During the five year study, more than 30 galaxies, containing approximately one million red giant stars, will be observed with the 8.4 meter Large Binocular Telescope in Arizona. The first images were taken at the beginning of the year. Each galaxy will be photographed twice per year and out of the million red giant stars monitored, at least one per year should implode into a black hole, appearing like it suddenly vanished.
"There's no guarantee that you'll find these things - because it could just be that they all do a supernova at some level. But that's no reason not to give it a try," said Kochanek.
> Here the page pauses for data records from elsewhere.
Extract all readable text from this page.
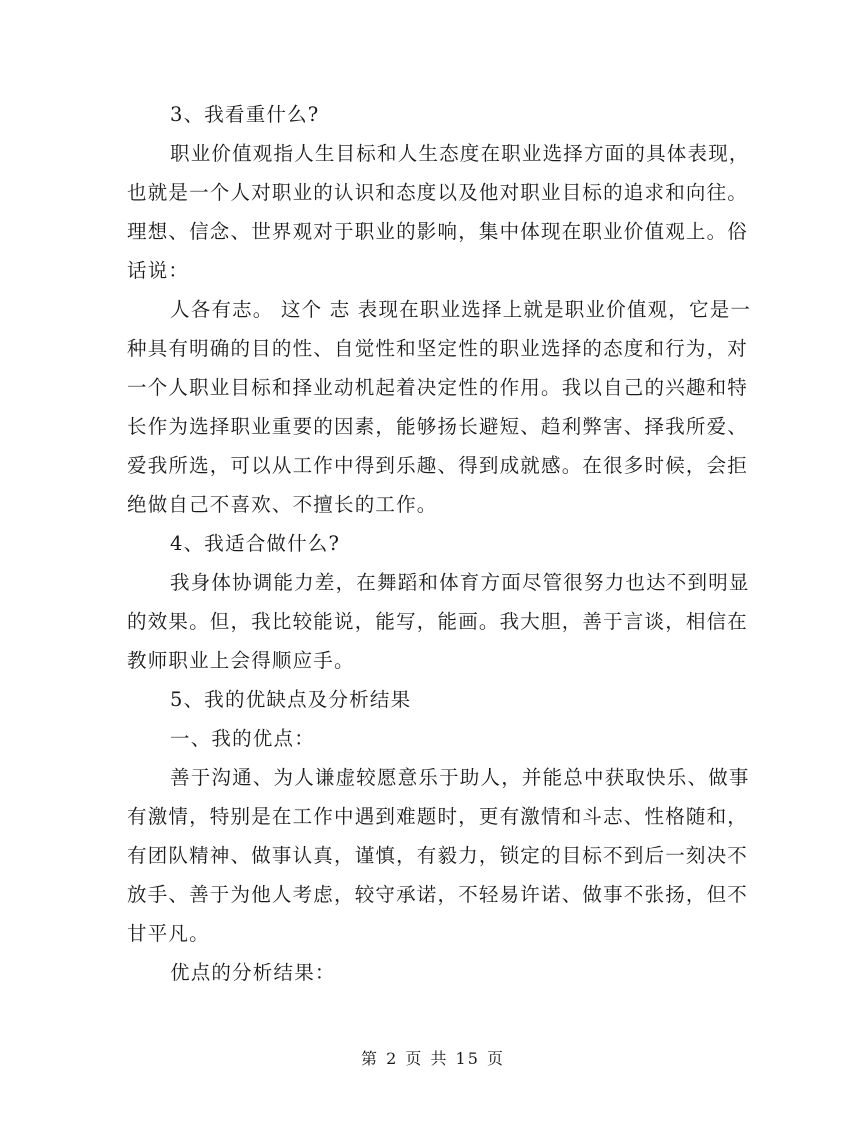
3、我看重什么?
职业价值观指人生目标和人生态度在职业选择方面的具体表现，
也就是一个人对职业的认识和态度以及他对职业目标的追求和向往。
理想、信念、世界观对于职业的影响，集中体现在职业价值观上。俗
话说：
人各有志。 这个 志 表现在职业选择上就是职业价值观，它是一
种具有明确的目的性、自觉性和坚定性的职业选择的态度和行为，对
一个人职业目标和择业动机起着决定性的作用。我以自己的兴趣和特
长作为选择职业重要的因素，能够扬长避短、趋利弊害、择我所爱、
爱我所选，可以从工作中得到乐趣、得到成就感。在很多时候，会拒
绝做自己不喜欢、不擅长的工作。
4、我适合做什么?
我身体协调能力差，在舞蹈和体育方面尽管很努力也达不到明显
的效果。但，我比较能说，能写，能画。我大胆，善于言谈，相信在
教师职业上会得顺应手。
5、我的优缺点及分析结果
一、我的优点：
善于沟通、为人谦虚较愿意乐于助人，并能总中获取快乐、做事
有激情，特别是在工作中遇到难题时，更有激情和斗志、性格随和，
有团队精神、做事认真，谨慎，有毅力，锁定的目标不到后一刻决不
放手、善于为他人考虑，较守承诺，不轻易许诺、做事不张扬，但不
甘平凡。
优点的分析结果：
第 2 页 共 15 页
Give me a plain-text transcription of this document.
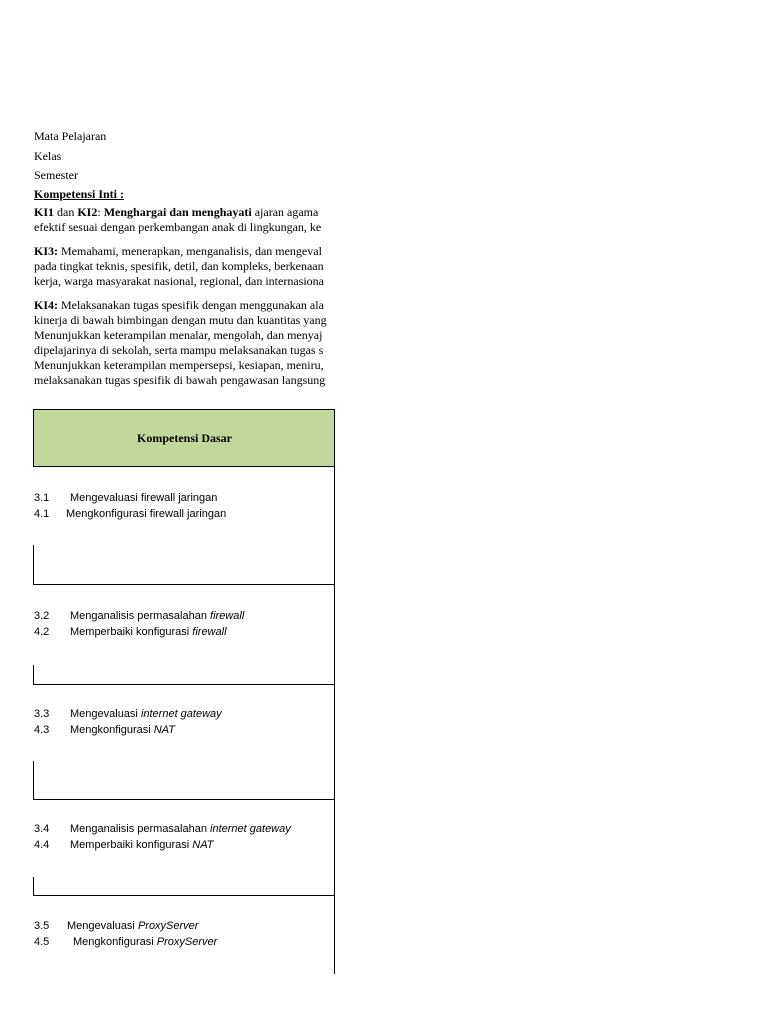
Mata Pelajaran
Kelas
Semester
Kompetensi Inti :
KI1 dan KI2: Menghargai dan menghayati ajaran agama
efektif sesuai dengan perkembangan anak di lingkungan, ke
KI3: Memahami, menerapkan, menganalisis, dan mengeval
pada tingkat teknis, spesifik, detil, dan kompleks, berkenaan
kerja, warga masyarakat nasional, regional, dan internasiona
KI4: Melaksanakan tugas spesifik dengan menggunakan ala
kinerja di bawah bimbingan dengan mutu dan kuantitas yang
Menunjukkan keterampilan menalar, mengolah, dan menyaj
dipelajarinya di sekolah, serta mampu melaksanakan tugas s
Menunjukkan keterampilan mempersepsi, kesiapan, meniru,
melaksanakan tugas spesifik di bawah pengawasan langsung
Kompetensi Dasar
3.1 Mengevaluasi firewall jaringan
4.1 Mengkonfigurasi firewall jaringan
3.2 Menganalisis permasalahan firewall
4.2 Memperbaiki konfigurasi firewall
3.3 Mengevaluasi internet gateway
4.3 Mengkonfigurasi NAT
3.4 Menganalisis permasalahan internet gateway
4.4 Memperbaiki konfigurasi NAT
3.5 Mengevaluasi ProxyServer
4.5 Mengkonfigurasi ProxyServer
"My own view is that it is impossible to make a black hole without some sort of electromagnetic display," says University of California astrophysicist Stan Woosley. He argues that there might be a possibility that instead of determining brilliant optical bursts of light, such events may just emit X-ray and gamma-ray radiation, thus making them invisible to astronomers searching for supernovae. "In any case, it is worth looking," he said.
The fact that the implosion has indeed created a black hole can be simply confirmed through the X-ray signature left behind by material falling towards singularity. The study may also find giant outbursts of radiation from red giant stars preparing to go 'nova', such as that produced by the Eta Carinae star - the second brightest on the night sky - during the 1840s.